Common Compression Types
The type of compressor you choose will also play a large role in the overall sound of the effect. Some compressor types will have faster “attack” and “release” times than others, and some will have more “coloration” or “vintage” vibe based on the internal components. This is a list of the four most famous compression types and a brief description of how they differ.
Probably the oldest type of compression is tube compression. Tube compressors tend to have a slower response — slower attack and release — than other forms of compression. Because of this, tube compressors exhibit a distinct coloration or “vintage” sound that is nearly impossible to achieve with other compressor types.
2. Optical Compression
Optical compressors affect the dynamics of an audio signal via a light element and an optical cell. As the amplitude of an audio signal increases, the light element emits more light, which causes the optical cell to attenuate the amplitude of the output signal. (Ex. LA-2A Classic Leveling Amplifier, which also uses tubes for its make-up gain)
3. FET Compression
FET or “Field Effect Transistor” compressors emulate the tube sound with transistor circuits. They are fast, clean, and reliable. (Ex. 1176LN Classic Limiting Amplifier)
4. VCA Compression
VCA or “Voltage Controlled Amplifier” compressors use solid state or integrated circuits. They are usually cheaper than a tube or optical compressors. VCA’s also tend to have less “coloration” compared to optical or tube compressors—somewhat similar to the digital vs. analog tape comparison in a recording. (Ex. dbx 160 Compressor/Limiter)
Simple Audio Compression Methods
Traditional lossless compression methods (Huffman, LZW, etc.) usually don’t work well on audio compression (the same reason as in image compression).
The following are some of the Lossy methods applied to audio compression:
- Silence Compression – detect the “silence”, similar to run-length coding
- Adaptive Differential Pulse Code Modulation (ADPCM)
- Linear Predictive Coding (LPC) fits signal to speech model and then transmits parameters of a model. Sounds like a computer talking, 2.4 kbits/sec.
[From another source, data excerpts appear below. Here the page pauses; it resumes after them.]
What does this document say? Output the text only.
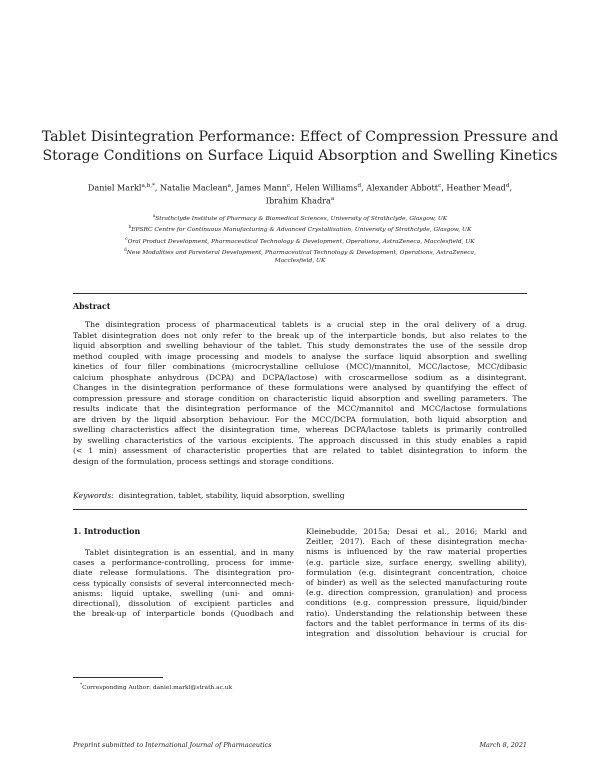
Tablet Disintegration Performance: Effect of Compression Pressure and
Storage Conditions on Surface Liquid Absorption and Swelling Kinetics
Daniel Markl$^{a,b,*}$, Natalie Maclean$^a$, James Mann$^c$, Helen Williams$^d$, Alexander Abbott$^c$, Heather Mead$^d$,
Ibrahim Khadra$^a$
$^a$Strathclyde Institute of Pharmacy & Biomedical Sciences, University of Strathclyde, Glasgow, UK
$^b$EPSRC Centre for Continuous Manufacturing & Advanced Crystallisation, University of Strathclyde, Glasgow, UK
$^c$Oral Product Development, Pharmaceutical Technology & Development, Operations, AstraZeneca, Macclesfield, UK
$^d$New Modalities and Parenteral Development, Pharmaceutical Technology & Development, Operations, AstraZeneca,
Macclesfield, UK
Abstract
The disintegration process of pharmaceutical tablets is a crucial step in the oral delivery of a drug.
Tablet disintegration does not only refer to the break up of the interparticle bonds, but also relates to the
liquid absorption and swelling behaviour of the tablet. This study demonstrates the use of the sessile drop
method coupled with image processing and models to analyse the surface liquid absorption and swelling
kinetics of four filler combinations (microcrystalline cellulose (MCC)/mannitol, MCC/lactose, MCC/dibasic
calcium phosphate anhydrous (DCPA) and DCPA/lactose) with croscarmellose sodium as a disintegrant.
Changes in the disintegration performance of these formulations were analysed by quantifying the effect of
compression pressure and storage condition on characteristic liquid absorption and swelling parameters. The
results indicate that the disintegration performance of the MCC/mannitol and MCC/lactose formulations
are driven by the liquid absorption behaviour. For the MCC/DCPA formulation, both liquid absorption and
swelling characteristics affect the disintegration time, whereas DCPA/lactose tablets is primarily controlled
by swelling characteristics of the various excipients. The approach discussed in this study enables a rapid
(< 1 min) assessment of characteristic properties that are related to tablet disintegration to inform the
design of the formulation, process settings and storage conditions.
Keywords: disintegration, tablet, stability, liquid absorption, swelling
1. Introduction
Tablet disintegration is an essential, and in many
cases a performance-controlling, process for imme-
diate release formulations. The disintegration pro-
cess typically consists of several interconnected mech-
anisms: liquid uptake, swelling (uni- and omni-
directional), dissolution of excipient particles and
the break-up of interparticle bonds (Quodbach and
Kleinebudde, 2015a; Desai et al., 2016; Markl and
Zeitler, 2017). Each of these disintegration mecha-
nisms is influenced by the raw material properties
(e.g. particle size, surface energy, swelling ability),
formulation (e.g. disintegrant concentration, choice
of binder) as well as the selected manufacturing route
(e.g. direction compression, granulation) and process
conditions (e.g. compression pressure, liquid/binder
ratio). Understanding the relationship between these
factors and the tablet performance in terms of its dis-
integration and dissolution behaviour is crucial for
*Corresponding Author: daniel.markl@strath.ac.uk
Preprint submitted to International Journal of Pharmaceutics	March 8, 2021
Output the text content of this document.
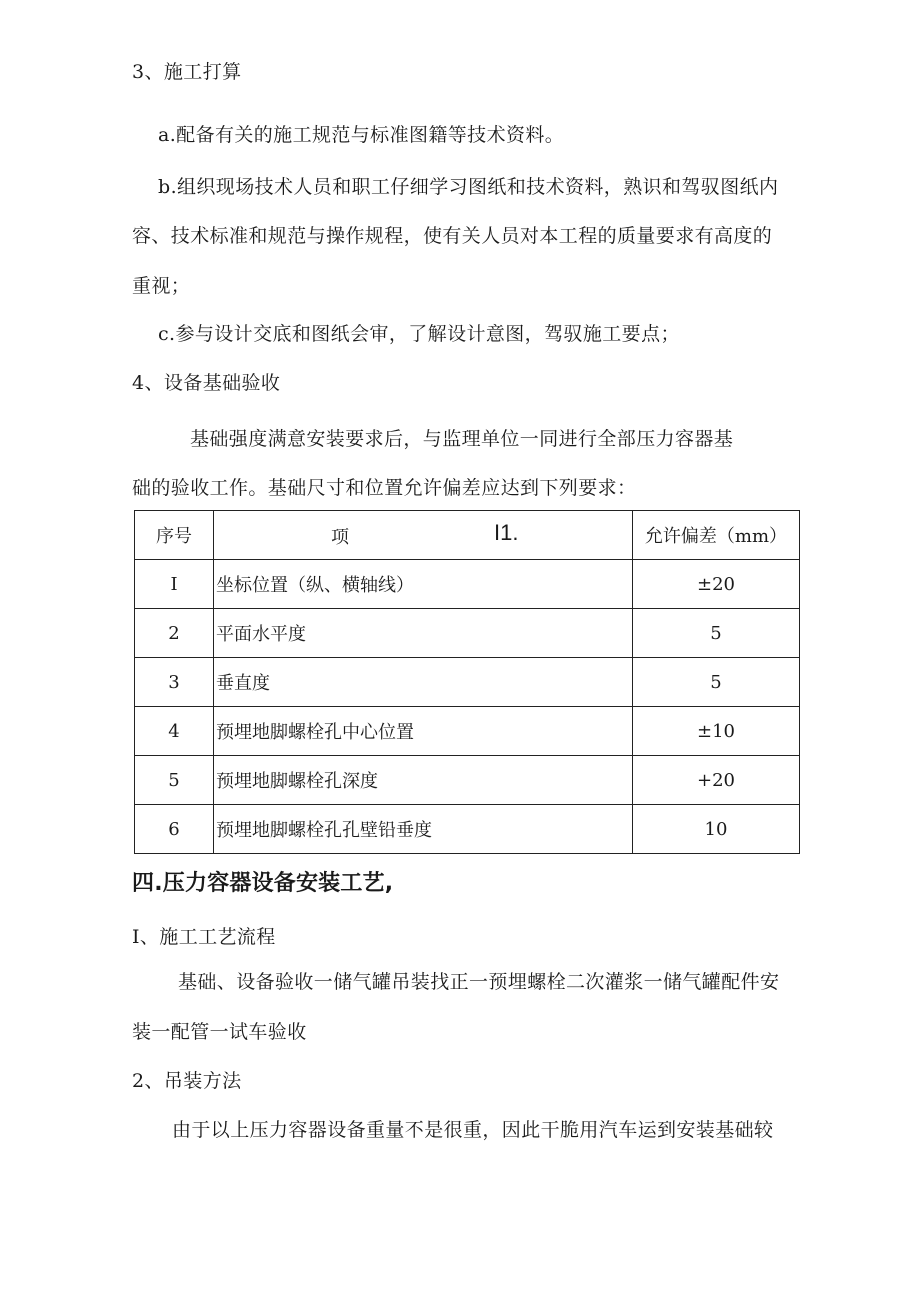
3、施工打算
a.配备有关的施工规范与标准图籍等技术资料。
b.组织现场技术人员和职工仔细学习图纸和技术资料，熟识和驾驭图纸内
容、技术标准和规范与操作规程，使有关人员对本工程的质量要求有高度的
重视；
c.参与设计交底和图纸会审，了解设计意图，驾驭施工要点；
4、设备基础验收
基础强度满意安装要求后，与监理单位一同进行全部压力容器基
础的验收工作。基础尺寸和位置允许偏差应达到下列要求：
序号	项 I1.	允许偏差（mm）
I	坐标位置（纵、横轴线）	±20
2	平面水平度	5
3	垂直度	5
4	预埋地脚螺栓孔中心位置	±10
5	预埋地脚螺栓孔深度	+20
6	预埋地脚螺栓孔孔壁铅垂度	10
四.压力容器设备安装工艺,
I、施工工艺流程
基础、设备验收一储气罐吊装找正一预埋螺栓二次灌浆一储气罐配件安
装一配管一试车验收
2、吊装方法
由于以上压力容器设备重量不是很重，因此干脆用汽车运到安装基础较
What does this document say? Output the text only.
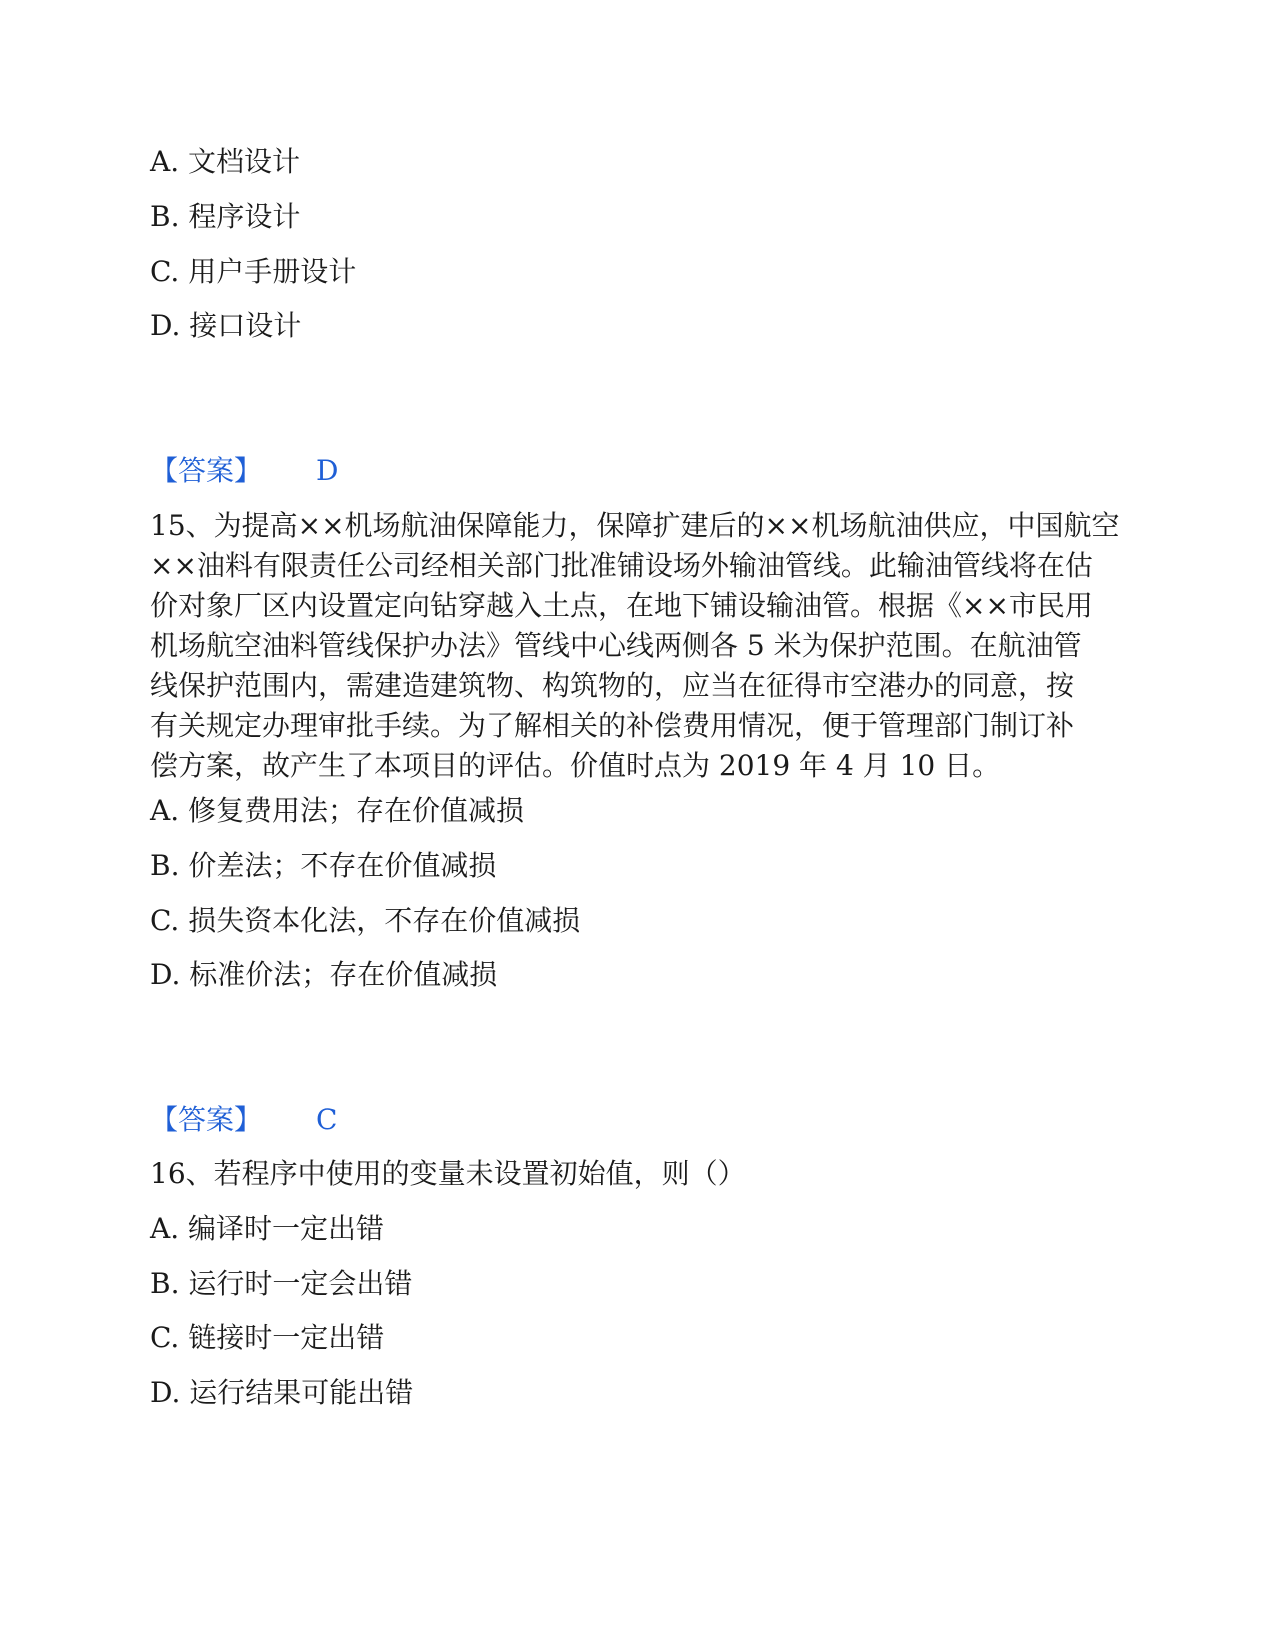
A. 文档设计
B. 程序设计
C. 用户手册设计
D. 接口设计
【答案】 D
15、为提高××机场航油保障能力，保障扩建后的××机场航油供应，中国航空
××油料有限责任公司经相关部门批准铺设场外输油管线。此输油管线将在估
价对象厂区内设置定向钻穿越入土点，在地下铺设输油管。根据《××市民用
机场航空油料管线保护办法》管线中心线两侧各 5 米为保护范围。在航油管
线保护范围内，需建造建筑物、构筑物的，应当在征得市空港办的同意，按
有关规定办理审批手续。为了解相关的补偿费用情况，便于管理部门制订补
偿方案，故产生了本项目的评估。价值时点为 2019 年 4 月 10 日。
A. 修复费用法；存在价值减损
B. 价差法；不存在价值减损
C. 损失资本化法，不存在价值减损
D. 标准价法；存在价值减损
【答案】 C
16、若程序中使用的变量未设置初始值，则（）
A. 编译时一定出错
B. 运行时一定会出错
C. 链接时一定出错
D. 运行结果可能出错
- Code Excited Linear Predictor (CELP) does LPC but also transmits error term – audio conferencing quality at 4.8 kbits/sec.
It is important to distinguish between the audio coding format, the container containing the raw audio data, and an audio codec. A codec performs the encoding and decoding of the raw audio data while this encoded data is (usually) stored in a container file. Although most audio file formats support only one type of audio coding data (created with an audio coder), a multimedia container format (as Matroska or AVI) may support multiple types of audio and video data.
There are three major groups of audio file formats:
- Uncompressed audio formats, such as WAV, AIFF, AU or raw header-less PCM;
- Formats with lossless compression, such as FLAC, Monkey’s Audio (filename extension .ape), WavPack (filename extension .wv), TTA, ATRAC Advanced Lossless, ALAC (filename extension .m4a), MPEG-4 SLS, MPEG-4 ALS, MPEG-4 DST, Windows Media Audio Lossless (WMA Lossless), and Shorten (SHN).
- Formats with lossy compressions, such as Opus, MP3, Vorbis, Musepack, AAC, ATRAC and Windows Media Audio Lossy (WMA lossy).